Kıssadan hisse mi istiyorsunuz? Kafkasya’yı görmeden Kafkasya hakkında konuşmak, yazmak bir hayli yanıltıcı olabilir. Sonra Rusya var; Rusya’yı tanımadan yola çıkılmaz. Abhaz, Adige, Karaçay-Balkar, Oset, Çeçen-İnguş ve Dağıstan halklarının etnik ve toplumsal yapılarının analizini yapmadan, Kafkasya’nın sosyolojik gerçeklerini idrak etmeden, Kafkas halklarını tanımanın, Kafkasya konusunda politikalar üretmenin imkansız olduğu da hatırdan çıkarılmamalı. “Hayır, ben sadece Evliya Çelebi misali gezmek istiyorum” diyorsanız o da muhteşem. Ama o zaman da, “Kafkasya’yı görmeye Nalçik’ten başlayabilirsiniz” derim. Elbrus aşkıyla, yolunuz açık olsun. Seyahatiniz kabul olsun.

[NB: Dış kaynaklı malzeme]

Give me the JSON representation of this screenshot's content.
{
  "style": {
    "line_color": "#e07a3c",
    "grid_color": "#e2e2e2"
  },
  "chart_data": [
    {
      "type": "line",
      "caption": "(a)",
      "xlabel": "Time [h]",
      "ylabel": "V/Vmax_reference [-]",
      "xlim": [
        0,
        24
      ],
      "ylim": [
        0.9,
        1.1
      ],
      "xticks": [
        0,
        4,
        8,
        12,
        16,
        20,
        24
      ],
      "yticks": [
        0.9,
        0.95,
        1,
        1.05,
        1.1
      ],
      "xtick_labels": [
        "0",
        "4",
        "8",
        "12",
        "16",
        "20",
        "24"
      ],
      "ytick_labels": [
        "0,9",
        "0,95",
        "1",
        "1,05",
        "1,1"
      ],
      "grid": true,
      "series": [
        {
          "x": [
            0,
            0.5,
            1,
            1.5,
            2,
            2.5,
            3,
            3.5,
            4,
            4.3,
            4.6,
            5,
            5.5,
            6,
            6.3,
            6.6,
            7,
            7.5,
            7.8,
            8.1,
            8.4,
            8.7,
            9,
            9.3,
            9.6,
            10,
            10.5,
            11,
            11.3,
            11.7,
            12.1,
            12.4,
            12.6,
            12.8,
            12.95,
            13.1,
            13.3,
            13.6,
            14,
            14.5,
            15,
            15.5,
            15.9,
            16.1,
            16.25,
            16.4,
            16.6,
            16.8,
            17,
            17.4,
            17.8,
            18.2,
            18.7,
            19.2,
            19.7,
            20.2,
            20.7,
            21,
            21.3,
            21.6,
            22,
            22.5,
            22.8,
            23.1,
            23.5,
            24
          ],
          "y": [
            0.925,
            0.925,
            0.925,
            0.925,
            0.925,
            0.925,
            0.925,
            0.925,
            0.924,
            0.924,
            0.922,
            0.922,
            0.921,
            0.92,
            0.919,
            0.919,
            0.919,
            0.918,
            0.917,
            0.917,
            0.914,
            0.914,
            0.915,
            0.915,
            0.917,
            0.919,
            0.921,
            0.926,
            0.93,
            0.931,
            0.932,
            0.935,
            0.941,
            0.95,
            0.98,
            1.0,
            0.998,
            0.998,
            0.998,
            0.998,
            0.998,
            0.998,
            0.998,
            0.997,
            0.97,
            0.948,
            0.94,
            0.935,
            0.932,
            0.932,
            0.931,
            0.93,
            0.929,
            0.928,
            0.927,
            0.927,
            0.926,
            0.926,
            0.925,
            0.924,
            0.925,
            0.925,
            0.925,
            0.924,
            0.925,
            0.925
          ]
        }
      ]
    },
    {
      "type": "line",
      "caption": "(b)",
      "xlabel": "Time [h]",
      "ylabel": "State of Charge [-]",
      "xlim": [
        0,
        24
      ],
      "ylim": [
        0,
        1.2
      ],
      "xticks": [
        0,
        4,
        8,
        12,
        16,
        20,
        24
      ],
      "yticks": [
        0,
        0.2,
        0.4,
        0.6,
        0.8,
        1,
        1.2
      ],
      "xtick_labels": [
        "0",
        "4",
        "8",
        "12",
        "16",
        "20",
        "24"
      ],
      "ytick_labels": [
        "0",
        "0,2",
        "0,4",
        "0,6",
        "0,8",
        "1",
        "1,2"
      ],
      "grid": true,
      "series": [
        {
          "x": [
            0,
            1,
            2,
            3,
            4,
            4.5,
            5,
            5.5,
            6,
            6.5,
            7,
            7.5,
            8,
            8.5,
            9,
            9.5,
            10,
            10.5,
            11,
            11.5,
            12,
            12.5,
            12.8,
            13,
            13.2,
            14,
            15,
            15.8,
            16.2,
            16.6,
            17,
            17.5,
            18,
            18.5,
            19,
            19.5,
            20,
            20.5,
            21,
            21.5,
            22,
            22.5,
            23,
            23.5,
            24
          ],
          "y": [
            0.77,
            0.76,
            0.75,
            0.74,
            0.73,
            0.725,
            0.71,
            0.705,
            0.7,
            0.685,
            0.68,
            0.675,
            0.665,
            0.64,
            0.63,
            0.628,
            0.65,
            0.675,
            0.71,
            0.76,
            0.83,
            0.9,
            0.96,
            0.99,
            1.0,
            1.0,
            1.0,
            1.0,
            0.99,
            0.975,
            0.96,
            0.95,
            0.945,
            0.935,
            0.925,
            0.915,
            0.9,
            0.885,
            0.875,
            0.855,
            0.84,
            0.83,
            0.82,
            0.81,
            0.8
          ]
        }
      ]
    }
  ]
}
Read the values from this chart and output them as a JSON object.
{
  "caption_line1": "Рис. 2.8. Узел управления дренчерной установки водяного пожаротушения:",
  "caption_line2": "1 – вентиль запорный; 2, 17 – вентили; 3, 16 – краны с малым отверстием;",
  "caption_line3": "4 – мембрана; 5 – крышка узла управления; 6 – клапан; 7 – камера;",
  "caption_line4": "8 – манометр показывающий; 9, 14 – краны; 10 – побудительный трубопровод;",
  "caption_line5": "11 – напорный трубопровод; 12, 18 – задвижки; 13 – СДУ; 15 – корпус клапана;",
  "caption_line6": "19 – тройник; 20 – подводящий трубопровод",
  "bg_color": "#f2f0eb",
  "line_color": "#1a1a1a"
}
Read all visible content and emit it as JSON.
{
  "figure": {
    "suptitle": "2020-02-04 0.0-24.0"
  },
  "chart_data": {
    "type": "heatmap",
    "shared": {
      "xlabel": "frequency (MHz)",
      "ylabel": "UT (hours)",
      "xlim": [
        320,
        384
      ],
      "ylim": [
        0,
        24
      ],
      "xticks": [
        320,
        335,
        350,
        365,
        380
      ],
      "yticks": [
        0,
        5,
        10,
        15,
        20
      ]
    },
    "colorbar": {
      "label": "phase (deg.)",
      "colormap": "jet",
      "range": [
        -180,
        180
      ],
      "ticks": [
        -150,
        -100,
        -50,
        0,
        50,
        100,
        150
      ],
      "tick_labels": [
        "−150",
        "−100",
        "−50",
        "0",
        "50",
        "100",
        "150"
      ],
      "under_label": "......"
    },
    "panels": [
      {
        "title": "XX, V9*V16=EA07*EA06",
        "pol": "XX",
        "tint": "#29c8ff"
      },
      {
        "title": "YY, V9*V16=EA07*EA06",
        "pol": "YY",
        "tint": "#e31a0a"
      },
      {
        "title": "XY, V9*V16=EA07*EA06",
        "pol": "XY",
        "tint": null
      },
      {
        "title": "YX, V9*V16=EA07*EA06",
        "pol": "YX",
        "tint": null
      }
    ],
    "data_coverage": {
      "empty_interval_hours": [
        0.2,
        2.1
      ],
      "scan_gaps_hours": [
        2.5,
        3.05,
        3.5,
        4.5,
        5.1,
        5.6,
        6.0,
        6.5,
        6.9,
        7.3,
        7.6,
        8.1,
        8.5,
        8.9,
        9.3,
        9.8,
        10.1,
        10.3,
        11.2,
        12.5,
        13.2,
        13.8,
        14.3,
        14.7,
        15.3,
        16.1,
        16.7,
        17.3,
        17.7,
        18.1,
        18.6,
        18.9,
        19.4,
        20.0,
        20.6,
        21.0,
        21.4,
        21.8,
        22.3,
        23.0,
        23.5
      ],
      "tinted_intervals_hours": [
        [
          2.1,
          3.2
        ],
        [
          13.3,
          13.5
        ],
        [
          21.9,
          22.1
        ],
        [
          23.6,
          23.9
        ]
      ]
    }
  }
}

Nalçik’te yetiştirme yurdunda kalan çocuklarla vakit geçirmek için gitmiştik Kafkaslara. Vakit geçirdik elbet. Oyunlar oynadık, dualar ettik birlikte. Ama uzun uzun anlatmaya vakit kalmadı. Şu kadarını söylememe izin verin ama, çocuklar âlemin ortasında hep güzeller. Tüm çocuklar gibi, Kafkasya’daki çocukların da Allah’la akdi çok taze.